I have been following the Healthcare Bill debates in Washington, and as a Brit and a physician, I am finding it intriguing. Perhaps indoctrinated from birth in the joys of a National Health Service that is free at the point of use for the entire population, I was naturally going to find it difficult to reconcile the many things I love and admire about the United States with a society that accepts reducing its citizens to begging from strangers (or, presumably, to selling their homes, going without food, or the numerous dubious ways people who don't/can't have health insurance can mobilize quick money) to access essential healthcare. The actors shaking the money cans cast me back to university days, listening to Masters lectures on financing healthcare, and the graphs depicting low income countries where governments were struggling for solutions to prevent catastrophic healthcare costs, hurling its citizens into poverty.

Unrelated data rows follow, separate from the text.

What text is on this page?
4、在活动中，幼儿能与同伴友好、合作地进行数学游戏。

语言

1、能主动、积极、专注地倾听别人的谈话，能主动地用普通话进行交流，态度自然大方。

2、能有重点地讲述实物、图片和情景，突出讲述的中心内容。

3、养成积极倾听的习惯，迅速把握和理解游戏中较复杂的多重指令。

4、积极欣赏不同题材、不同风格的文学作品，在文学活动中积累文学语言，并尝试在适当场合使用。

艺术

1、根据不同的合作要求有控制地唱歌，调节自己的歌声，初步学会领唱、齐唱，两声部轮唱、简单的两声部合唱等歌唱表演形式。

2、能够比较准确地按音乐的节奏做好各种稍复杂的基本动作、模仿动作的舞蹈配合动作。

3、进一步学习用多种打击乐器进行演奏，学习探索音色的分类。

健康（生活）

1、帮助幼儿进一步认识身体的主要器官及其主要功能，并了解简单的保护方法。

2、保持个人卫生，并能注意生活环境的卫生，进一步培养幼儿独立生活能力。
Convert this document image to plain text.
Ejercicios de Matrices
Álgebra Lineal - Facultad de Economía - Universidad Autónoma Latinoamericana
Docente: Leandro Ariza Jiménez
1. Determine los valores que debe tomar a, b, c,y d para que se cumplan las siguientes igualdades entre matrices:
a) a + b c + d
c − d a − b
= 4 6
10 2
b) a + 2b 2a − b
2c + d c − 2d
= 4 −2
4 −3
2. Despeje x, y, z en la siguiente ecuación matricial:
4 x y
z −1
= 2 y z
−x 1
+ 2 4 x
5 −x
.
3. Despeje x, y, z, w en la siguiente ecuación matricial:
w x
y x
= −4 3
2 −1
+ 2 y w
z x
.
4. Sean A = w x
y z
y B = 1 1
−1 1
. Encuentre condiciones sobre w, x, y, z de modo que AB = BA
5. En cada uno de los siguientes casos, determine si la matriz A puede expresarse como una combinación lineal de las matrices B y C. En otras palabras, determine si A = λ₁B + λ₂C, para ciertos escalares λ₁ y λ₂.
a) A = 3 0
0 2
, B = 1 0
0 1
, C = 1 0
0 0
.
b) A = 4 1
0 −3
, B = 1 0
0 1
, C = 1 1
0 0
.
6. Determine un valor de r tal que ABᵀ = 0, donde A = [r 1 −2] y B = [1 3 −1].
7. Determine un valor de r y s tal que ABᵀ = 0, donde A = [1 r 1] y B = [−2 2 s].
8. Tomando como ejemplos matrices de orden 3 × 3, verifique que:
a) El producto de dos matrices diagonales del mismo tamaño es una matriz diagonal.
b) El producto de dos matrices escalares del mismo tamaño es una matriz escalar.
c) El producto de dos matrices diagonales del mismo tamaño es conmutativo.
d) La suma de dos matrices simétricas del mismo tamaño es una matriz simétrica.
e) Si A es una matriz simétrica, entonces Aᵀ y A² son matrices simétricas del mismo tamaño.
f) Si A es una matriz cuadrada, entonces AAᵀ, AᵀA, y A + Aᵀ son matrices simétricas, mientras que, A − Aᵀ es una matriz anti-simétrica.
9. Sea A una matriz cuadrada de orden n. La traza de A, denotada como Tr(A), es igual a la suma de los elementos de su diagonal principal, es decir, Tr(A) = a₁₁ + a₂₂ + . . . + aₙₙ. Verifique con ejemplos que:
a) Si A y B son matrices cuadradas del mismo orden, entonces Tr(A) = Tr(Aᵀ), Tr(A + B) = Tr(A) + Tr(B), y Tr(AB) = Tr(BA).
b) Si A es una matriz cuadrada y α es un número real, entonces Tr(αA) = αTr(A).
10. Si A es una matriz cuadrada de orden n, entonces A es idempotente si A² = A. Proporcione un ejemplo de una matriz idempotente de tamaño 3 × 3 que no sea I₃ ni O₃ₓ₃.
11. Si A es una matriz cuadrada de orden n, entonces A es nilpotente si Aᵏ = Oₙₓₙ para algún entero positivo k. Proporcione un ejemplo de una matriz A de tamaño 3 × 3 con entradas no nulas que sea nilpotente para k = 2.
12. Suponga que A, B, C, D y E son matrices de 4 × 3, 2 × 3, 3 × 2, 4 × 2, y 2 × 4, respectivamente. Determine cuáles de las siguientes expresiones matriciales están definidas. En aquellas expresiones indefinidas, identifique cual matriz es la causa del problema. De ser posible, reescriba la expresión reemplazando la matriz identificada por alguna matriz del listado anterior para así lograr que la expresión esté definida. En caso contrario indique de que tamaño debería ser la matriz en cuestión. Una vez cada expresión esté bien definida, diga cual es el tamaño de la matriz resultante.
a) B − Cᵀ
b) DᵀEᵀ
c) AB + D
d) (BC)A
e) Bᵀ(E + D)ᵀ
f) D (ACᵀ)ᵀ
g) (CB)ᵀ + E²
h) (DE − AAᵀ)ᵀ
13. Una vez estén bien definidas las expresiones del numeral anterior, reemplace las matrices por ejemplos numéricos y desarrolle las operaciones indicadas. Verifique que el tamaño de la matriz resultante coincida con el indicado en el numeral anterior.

The director's speech last night, along with the Healthcare Bill debates, demonstrated that this struggle is alive and well in high income countries too.

There are no clear solutions to financing healthcare anywhere in the world. Every option has its pros and cons, and there are no easy answers. Indeed, when last week I was sent a consultation as an identified 'thought leader' on healthcare financing, I felt a fraud, as I couldn't really provide a great thought with which to 'lead' on this issue. Healthcare financing is hard. At the end of the day, it's a balance between economics and values.

No matter what country you're in, healthcare sucks up GDP at an increasing rate as tests and treatments get ever more sophisticated (and consumer expectations rise). This is true in the United States more than anywhere else in the world. And of course, everywhere in the world wants both values and value. Britain's values currently surround ensuring that every resident of Britain can access healthcare, and government-funded healthcare is assessed to ensure it provides sufficient value. Whereas from the debates, I'm hearing and reading, America's values on access to healthcare are split, with a much bigger emphasis on individual responsibility, and less emphasis on mechanisms to ensure that the healthcare delivered provides sufficient value. But values evolve. When the British National Health Service was set up, there was bitter opposition from many parts of the population, just as we're hearing currently in the United States. Now, despite British governments seeking solutions to manage rising costs, the population at large can't stomach a society without healthcare that's free at the point of use.

At the end of the day, there are no easy answers. But personally, I find it difficult to accept that a system that is simultaneously the most expensive in the world, and incorporates citizens begging strangers for their lives, to be the best system (in terms of both values and value) that one of the most developed countries in the world can think of and implement. Obama's Healthcare Bill seems to be working on it. But healthcare financing, anywhere in the world, is hard. I will be intrigued to follow what transpires.